The case began in 2013 when this woman visited a plastic surgeon for a procedure (it has not been revealed exactly which one), in which she gave her surgeon consent to photograph her nude torso (including her breasts) before and after her operation to be used for anonymous promotion (both the woman and the surgeon in the case have yet to be named).

This is common practice for plastic surgeons, as before-and-after images are a critical selling point because they showcase the doctor’s work. For patients, it helps them visualize the types of results a doctor is capable of achieving for a range of procedures. The photos are typically shared within the doctor’s office, being shown to potential patients, but with the rise of internet searches on plastic surgery procedures, many doctors are also using these photos as promotional material on their websites.

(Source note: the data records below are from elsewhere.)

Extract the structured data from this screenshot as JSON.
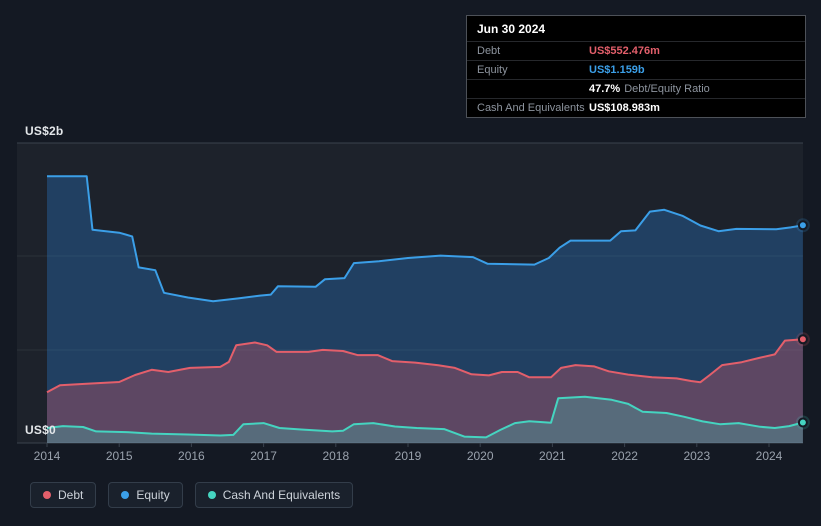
{
  "tooltip": {
    "date": "Jun 30 2024",
    "rows": {
      "debt_label": "Debt",
      "debt_value": "US$552.476m",
      "equity_label": "Equity",
      "equity_value": "US$1.159b",
      "ratio_value": "47.7%",
      "ratio_label": "Debt/Equity Ratio",
      "cash_label": "Cash And Equivalents",
      "cash_value": "US$108.983m"
    }
  },
  "axis": {
    "y_top_label": "US$2b",
    "y_bottom_label": "US$0",
    "x_ticks": [
      "2014",
      "2015",
      "2016",
      "2017",
      "2018",
      "2019",
      "2020",
      "2021",
      "2022",
      "2023",
      "2024"
    ]
  },
  "legend": [
    {
      "label": "Debt",
      "color": "#e35f6b"
    },
    {
      "label": "Equity",
      "color": "#3b9fe8"
    },
    {
      "label": "Cash And Equivalents",
      "color": "#45d4c0"
    }
  ],
  "colors": {
    "background": "#141923",
    "grid_strong": "#3a424e",
    "debt": "#e35f6b",
    "equity": "#3b9fe8",
    "cash": "#45d4c0"
  },
  "chart_data": {
    "type": "area",
    "title": "Debt to Equity history",
    "units": "USD billions",
    "x_range": [
      2014,
      2024.5
    ],
    "ylim": [
      0,
      2
    ],
    "ylabel_top": "US$2b",
    "ylabel_bottom": "US$0",
    "grid": true,
    "legend_position": "bottom-left",
    "latest": {
      "date": "Jun 30 2024",
      "debt": 0.552476,
      "equity": 1.159,
      "debt_equity_ratio_pct": 47.7,
      "cash_and_equivalents": 0.108983
    },
    "series": [
      {
        "name": "Debt",
        "color": "#e35f6b",
        "fill": "rgba(233,90,102,0.30)",
        "points": [
          [
            2014.0,
            0.27
          ],
          [
            2014.18,
            0.308
          ],
          [
            2014.55,
            0.315
          ],
          [
            2015.0,
            0.325
          ],
          [
            2015.22,
            0.362
          ],
          [
            2015.45,
            0.39
          ],
          [
            2015.68,
            0.378
          ],
          [
            2015.98,
            0.4
          ],
          [
            2016.4,
            0.405
          ],
          [
            2016.52,
            0.432
          ],
          [
            2016.62,
            0.52
          ],
          [
            2016.88,
            0.535
          ],
          [
            2017.05,
            0.52
          ],
          [
            2017.18,
            0.485
          ],
          [
            2017.62,
            0.485
          ],
          [
            2017.82,
            0.496
          ],
          [
            2018.1,
            0.49
          ],
          [
            2018.3,
            0.468
          ],
          [
            2018.58,
            0.468
          ],
          [
            2018.78,
            0.436
          ],
          [
            2019.1,
            0.428
          ],
          [
            2019.42,
            0.414
          ],
          [
            2019.65,
            0.4
          ],
          [
            2019.88,
            0.366
          ],
          [
            2020.12,
            0.36
          ],
          [
            2020.3,
            0.378
          ],
          [
            2020.52,
            0.378
          ],
          [
            2020.68,
            0.35
          ],
          [
            2020.98,
            0.35
          ],
          [
            2021.12,
            0.4
          ],
          [
            2021.32,
            0.415
          ],
          [
            2021.58,
            0.408
          ],
          [
            2021.78,
            0.382
          ],
          [
            2022.05,
            0.364
          ],
          [
            2022.38,
            0.35
          ],
          [
            2022.72,
            0.344
          ],
          [
            2022.92,
            0.33
          ],
          [
            2023.05,
            0.324
          ],
          [
            2023.18,
            0.362
          ],
          [
            2023.35,
            0.415
          ],
          [
            2023.62,
            0.43
          ],
          [
            2023.88,
            0.455
          ],
          [
            2024.08,
            0.472
          ],
          [
            2024.22,
            0.545
          ],
          [
            2024.47,
            0.552
          ]
        ]
      },
      {
        "name": "Equity",
        "color": "#3b9fe8",
        "fill": "rgba(42,136,224,0.30)",
        "points": [
          [
            2014.0,
            1.42
          ],
          [
            2014.55,
            1.42
          ],
          [
            2014.63,
            1.135
          ],
          [
            2015.0,
            1.12
          ],
          [
            2015.18,
            1.1
          ],
          [
            2015.27,
            0.935
          ],
          [
            2015.5,
            0.92
          ],
          [
            2015.62,
            0.8
          ],
          [
            2015.95,
            0.775
          ],
          [
            2016.3,
            0.755
          ],
          [
            2016.65,
            0.77
          ],
          [
            2016.95,
            0.785
          ],
          [
            2017.1,
            0.79
          ],
          [
            2017.2,
            0.835
          ],
          [
            2017.72,
            0.832
          ],
          [
            2017.85,
            0.872
          ],
          [
            2018.12,
            0.878
          ],
          [
            2018.25,
            0.958
          ],
          [
            2018.6,
            0.968
          ],
          [
            2019.0,
            0.985
          ],
          [
            2019.45,
            0.998
          ],
          [
            2019.9,
            0.99
          ],
          [
            2020.1,
            0.955
          ],
          [
            2020.75,
            0.95
          ],
          [
            2020.95,
            0.985
          ],
          [
            2021.1,
            1.04
          ],
          [
            2021.25,
            1.078
          ],
          [
            2021.8,
            1.078
          ],
          [
            2021.95,
            1.128
          ],
          [
            2022.15,
            1.132
          ],
          [
            2022.35,
            1.232
          ],
          [
            2022.55,
            1.242
          ],
          [
            2022.8,
            1.21
          ],
          [
            2023.05,
            1.158
          ],
          [
            2023.3,
            1.128
          ],
          [
            2023.55,
            1.14
          ],
          [
            2024.1,
            1.138
          ],
          [
            2024.3,
            1.148
          ],
          [
            2024.47,
            1.159
          ]
        ]
      },
      {
        "name": "Cash And Equivalents",
        "color": "#45d4c0",
        "fill": "rgba(72,214,194,0.25)",
        "points": [
          [
            2014.0,
            0.08
          ],
          [
            2014.22,
            0.09
          ],
          [
            2014.5,
            0.085
          ],
          [
            2014.68,
            0.062
          ],
          [
            2015.1,
            0.058
          ],
          [
            2015.45,
            0.05
          ],
          [
            2015.95,
            0.045
          ],
          [
            2016.4,
            0.04
          ],
          [
            2016.58,
            0.043
          ],
          [
            2016.72,
            0.1
          ],
          [
            2017.0,
            0.106
          ],
          [
            2017.22,
            0.08
          ],
          [
            2017.52,
            0.072
          ],
          [
            2017.95,
            0.062
          ],
          [
            2018.1,
            0.065
          ],
          [
            2018.25,
            0.1
          ],
          [
            2018.52,
            0.106
          ],
          [
            2018.82,
            0.088
          ],
          [
            2019.12,
            0.08
          ],
          [
            2019.5,
            0.074
          ],
          [
            2019.78,
            0.034
          ],
          [
            2020.08,
            0.03
          ],
          [
            2020.28,
            0.07
          ],
          [
            2020.48,
            0.106
          ],
          [
            2020.68,
            0.116
          ],
          [
            2020.98,
            0.108
          ],
          [
            2021.08,
            0.238
          ],
          [
            2021.45,
            0.246
          ],
          [
            2021.82,
            0.23
          ],
          [
            2022.05,
            0.208
          ],
          [
            2022.25,
            0.166
          ],
          [
            2022.58,
            0.16
          ],
          [
            2022.82,
            0.14
          ],
          [
            2023.08,
            0.115
          ],
          [
            2023.32,
            0.1
          ],
          [
            2023.58,
            0.106
          ],
          [
            2023.88,
            0.086
          ],
          [
            2024.08,
            0.08
          ],
          [
            2024.28,
            0.09
          ],
          [
            2024.47,
            0.109
          ]
        ]
      }
    ]
  }
}
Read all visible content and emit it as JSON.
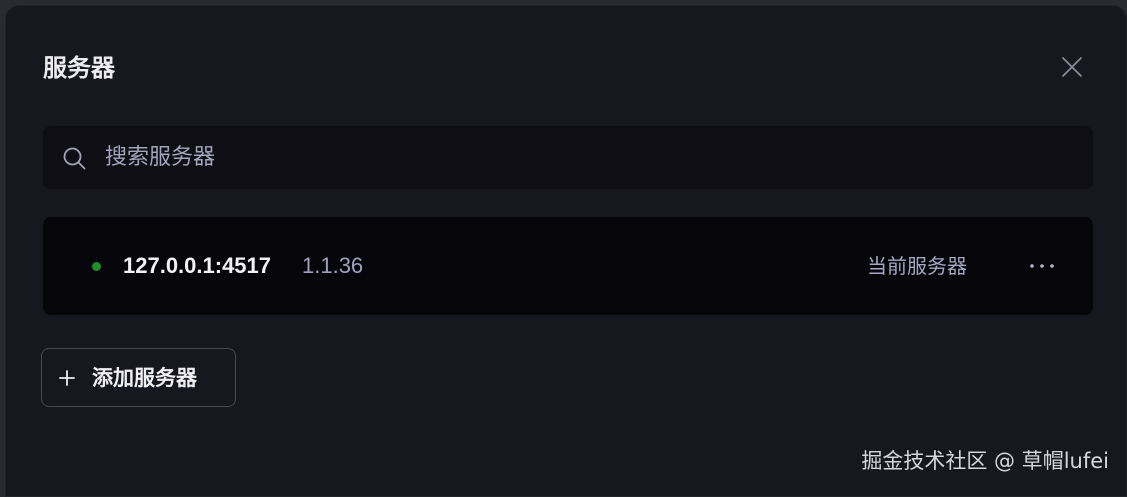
{
  "dialog": {
    "title": "服务器",
    "close_icon": "close-icon"
  },
  "search": {
    "placeholder": "搜索服务器",
    "value": "",
    "icon": "search-icon"
  },
  "servers": [
    {
      "address": "127.0.0.1:4517",
      "version": "1.1.36",
      "status": "online",
      "status_color": "#1f8f2c",
      "current_label": "当前服务器",
      "more_icon": "more-horizontal-icon"
    }
  ],
  "add_server": {
    "label": "添加服务器",
    "icon": "plus-icon"
  },
  "watermark": "掘金技术社区 @ 草帽lufei"
}
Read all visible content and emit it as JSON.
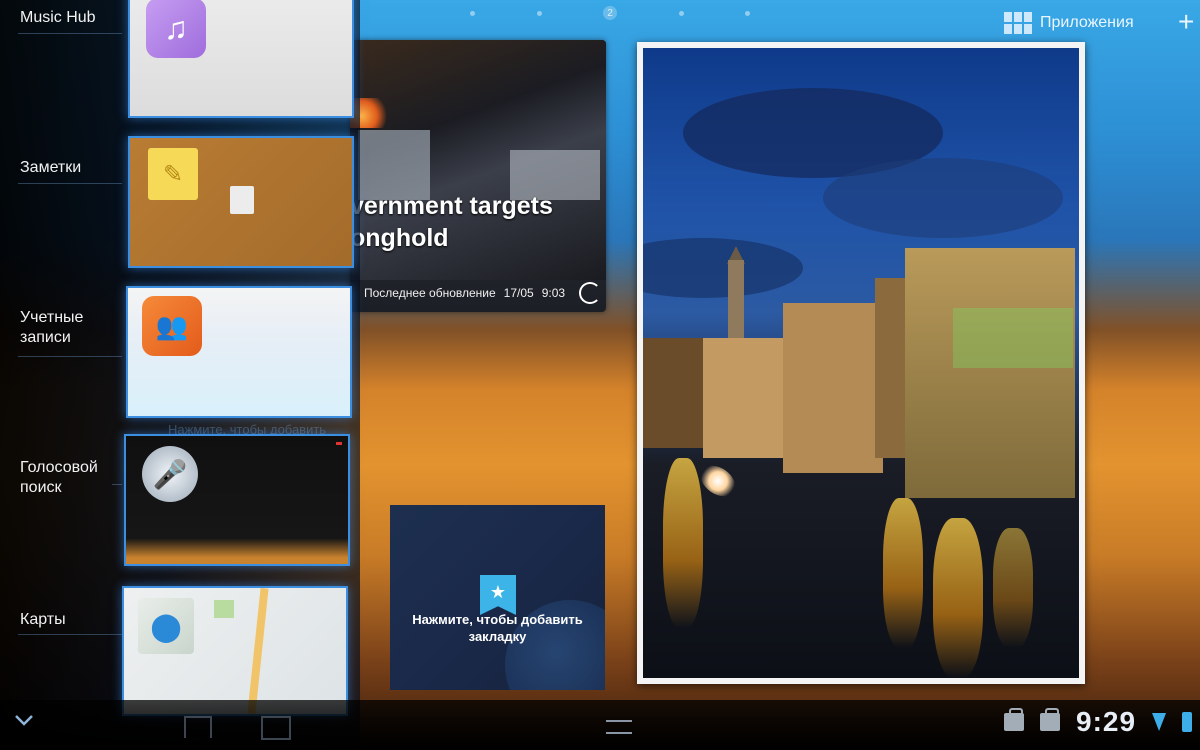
{
  "home": {
    "page_indicator": "2",
    "apps_button_label": "Приложения",
    "add_button_label": "+"
  },
  "news_widget": {
    "headline": "vernment targets\nonghold",
    "last_update_label": "Последнее обновление",
    "last_update_date": "17/05",
    "last_update_time": "9:03"
  },
  "bookmark_widget": {
    "prompt": "Нажмите, чтобы добавить закладку"
  },
  "recent_apps": {
    "items": [
      {
        "label": "Music Hub",
        "icon": "music-note-icon"
      },
      {
        "label": "Заметки",
        "icon": "sticky-note-icon"
      },
      {
        "label": "Учетные записи",
        "icon": "accounts-icon"
      },
      {
        "label": "Голосовой поиск",
        "icon": "microphone-icon"
      },
      {
        "label": "Карты",
        "icon": "maps-icon"
      }
    ],
    "faded_hint": "Нажмите, чтобы добавить"
  },
  "status_bar": {
    "time": "9:29"
  },
  "colors": {
    "highlight_blue": "#3c8fe0",
    "wifi_blue": "#3eaee8"
  }
}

Five months after this woman’s surgery, she says a man she had met found the naked pictures of her by running a quick Google search of her name. As a result, the woman sued her plastic surgeon for $300,000 in damages, saying she was “negligent and violated her duty to keep a patient’s medical information confidential.” But, as The Fresno Bee reports, she was only awarded $18,000 (a Fresno County Superior Court jury made the ruling this week; commenters on social media are saying she deserved much more).

The surgeon’s lawyer told the jury the photos were mistakenly put on the Internet and were taken down within a few days. However, as we’ve all heard before, “once it’s on the Internet, it exists forever.”